To measure the activity of the organoid once transplanted into the mouse cortex, the team used platinum nanoparticles to lower a special property of graphene electrodes known as impedance – which blocks or ‘resists’ the flow of electricity. Once they had achieved this, 100 times more of the electrical potential created by neurons could flow through the electrodes, enabling this activity to be recorded and analyzed.

Amazingly, the scientists achieved this while keeping the electrodes transparent to lower the electrical resistance and increase conductivity while viewing the activity of neurons directly beneath the arrays.

Duygu Kuzum, a professor of electrical and computer engineering at UC San Diego, says, “By lowering impedance, we can shrink electrode dimensions down to single cell size and record neural activity with single cell resolution.”

In tests on mice, these highly sensitive graphene electrodes could record and image neuronal activity at both the macroscale and single-cell levels. Accordingly, the data indicated that the neurons within the organoids became synchronized with the surrounding tissue. At the same time, the two-photon imaging clearly showed the organoid’s integration with the mouse’s cortex and blood supply to back these results.

Live brain implants

Taken together, the team states their multi-modal imaging platform indicates that human and mouse cortical tissues established functional connections enabling the organoid to react to external sensory stimuli.

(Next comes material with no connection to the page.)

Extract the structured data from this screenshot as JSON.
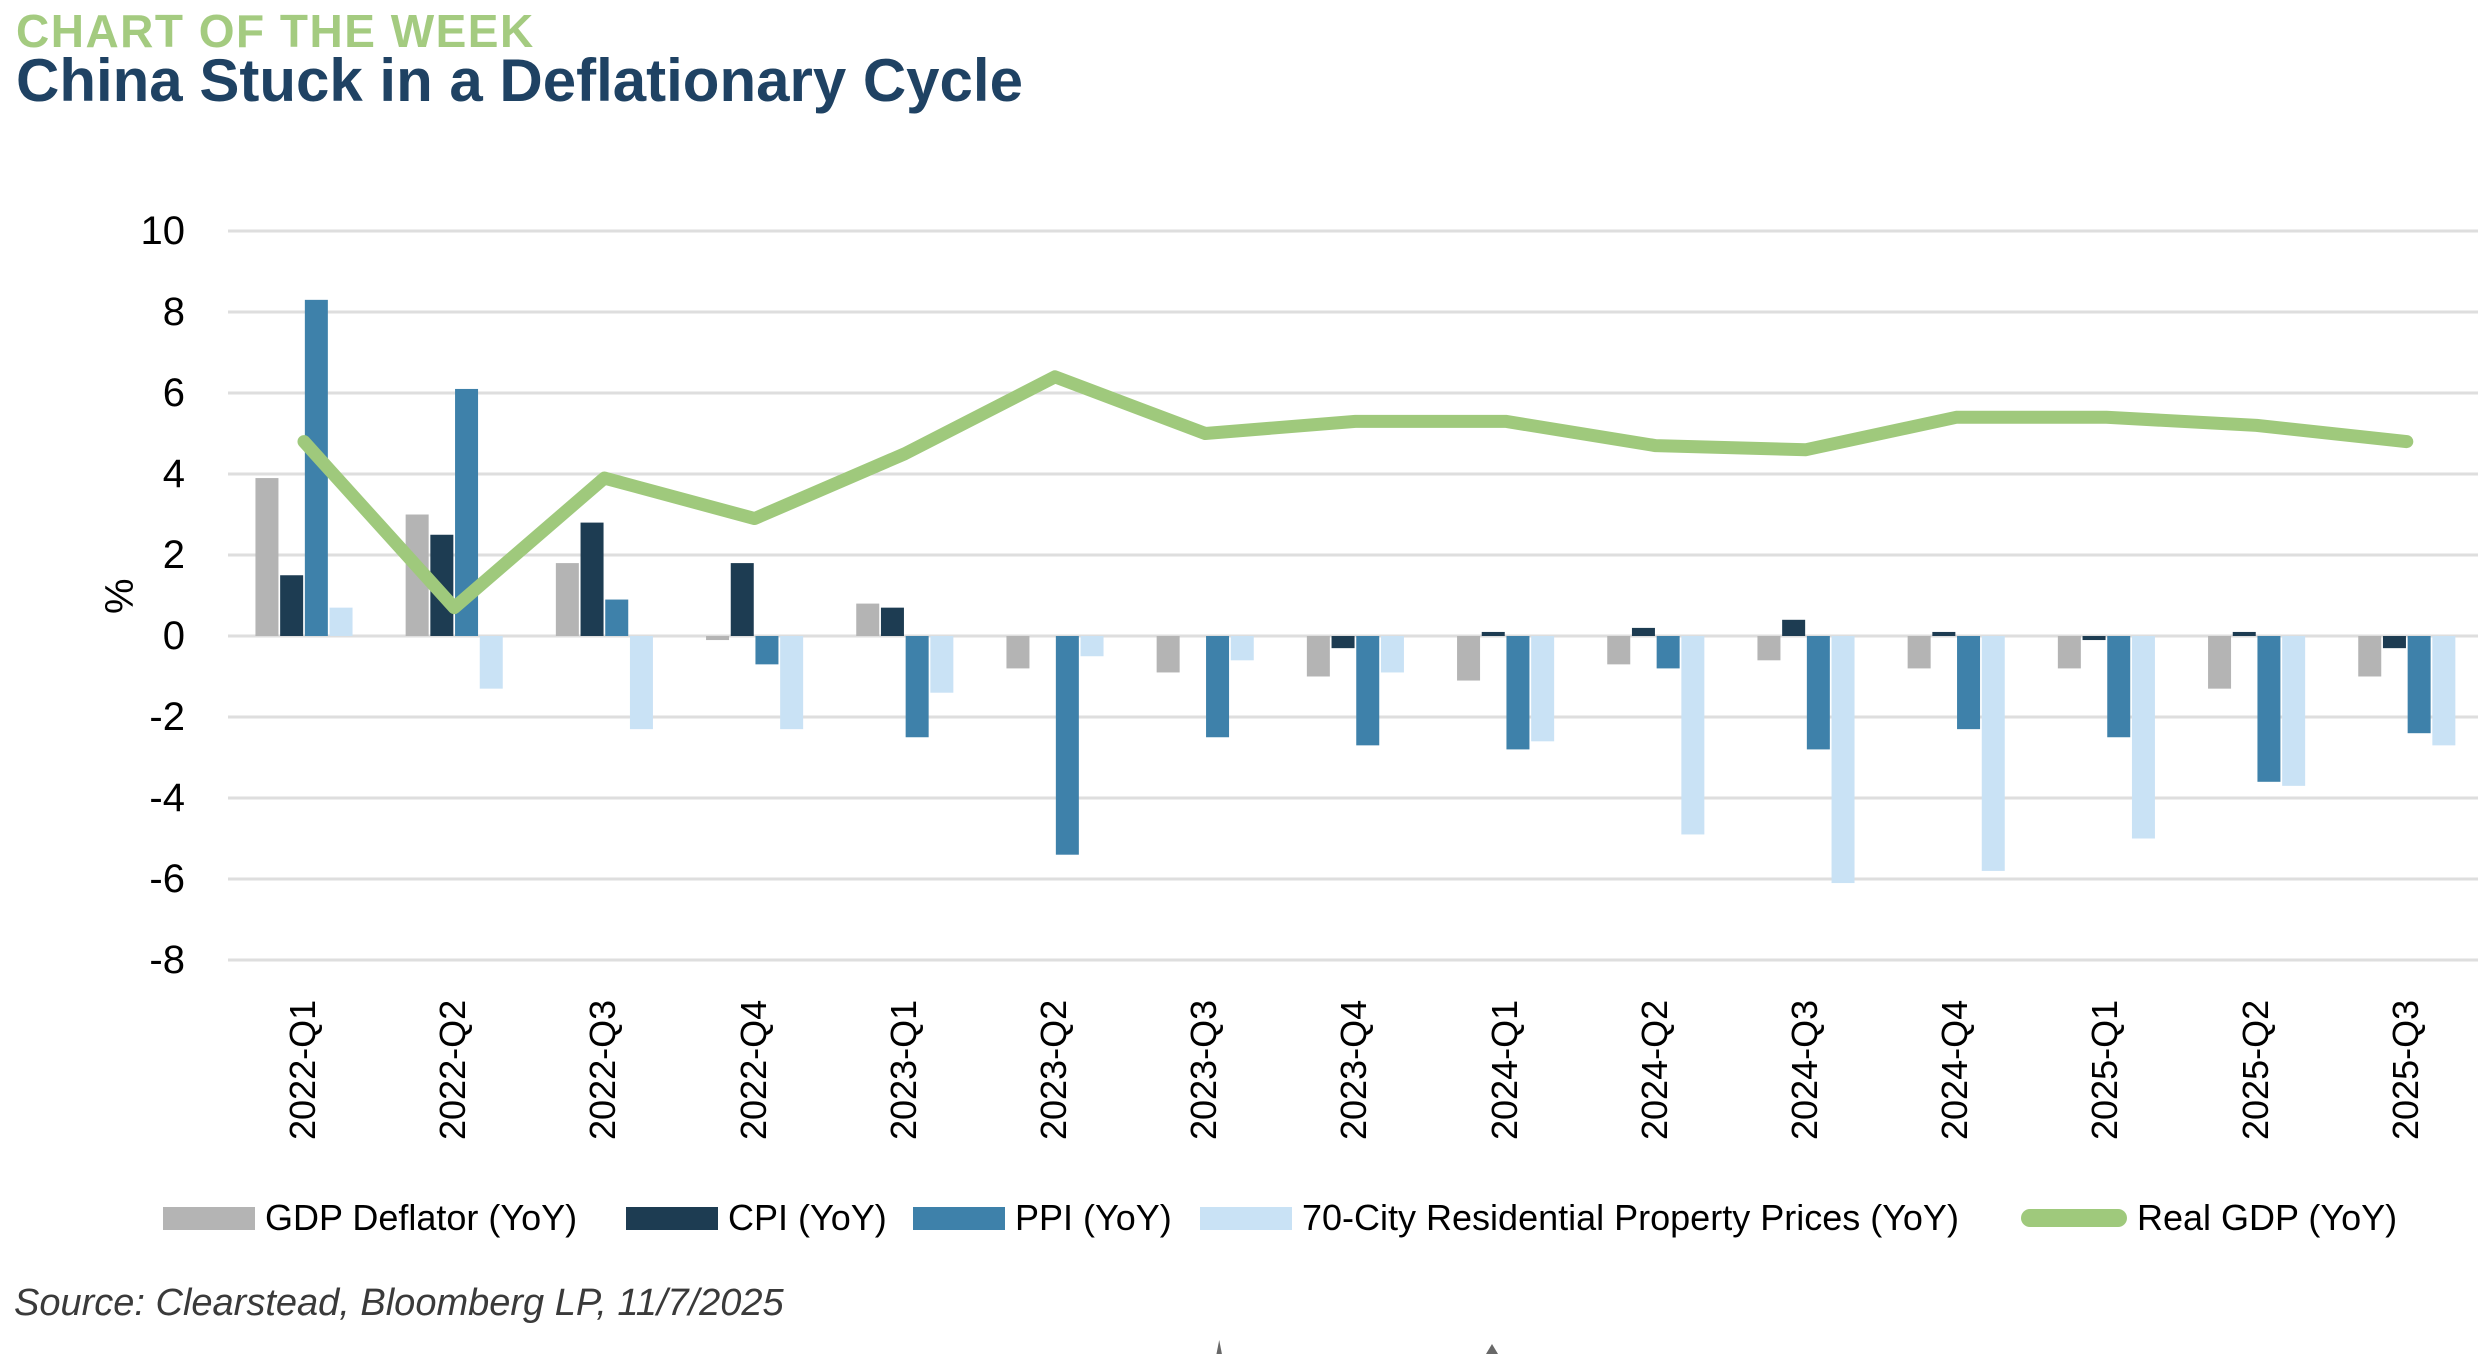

They later verified their findings during dissection, where the organoid was stained with two different types of antibodies – one that ‘traces’ human cells and the other that marks synaptic connections. Via this investigation, the team confirmed that the human cells had traveled as far as 4mm away from the boundary of the graft site migrating along the mouse’s corpus callosum, a thick nerve tract just below the cerebral cortex – providing further proof of integration.

In their white paper, the team writes this combination of stem cell and neurorecording technologies could herald the next generation of disease models, drug screening and personalized medicine platforms, and transplantable neural prosthetics to restore specific lost, degenerated, or damaged brain regions.

“We envision that, further along the road, this combination of stem cells and neurorecording technologies will be used for modeling disease under physiological conditions; examining candidate treatments on patient-specific organoids; and evaluating organoids’ potential to restore specific lost, degenerated or damaged brain regions,” Kuzum concludes.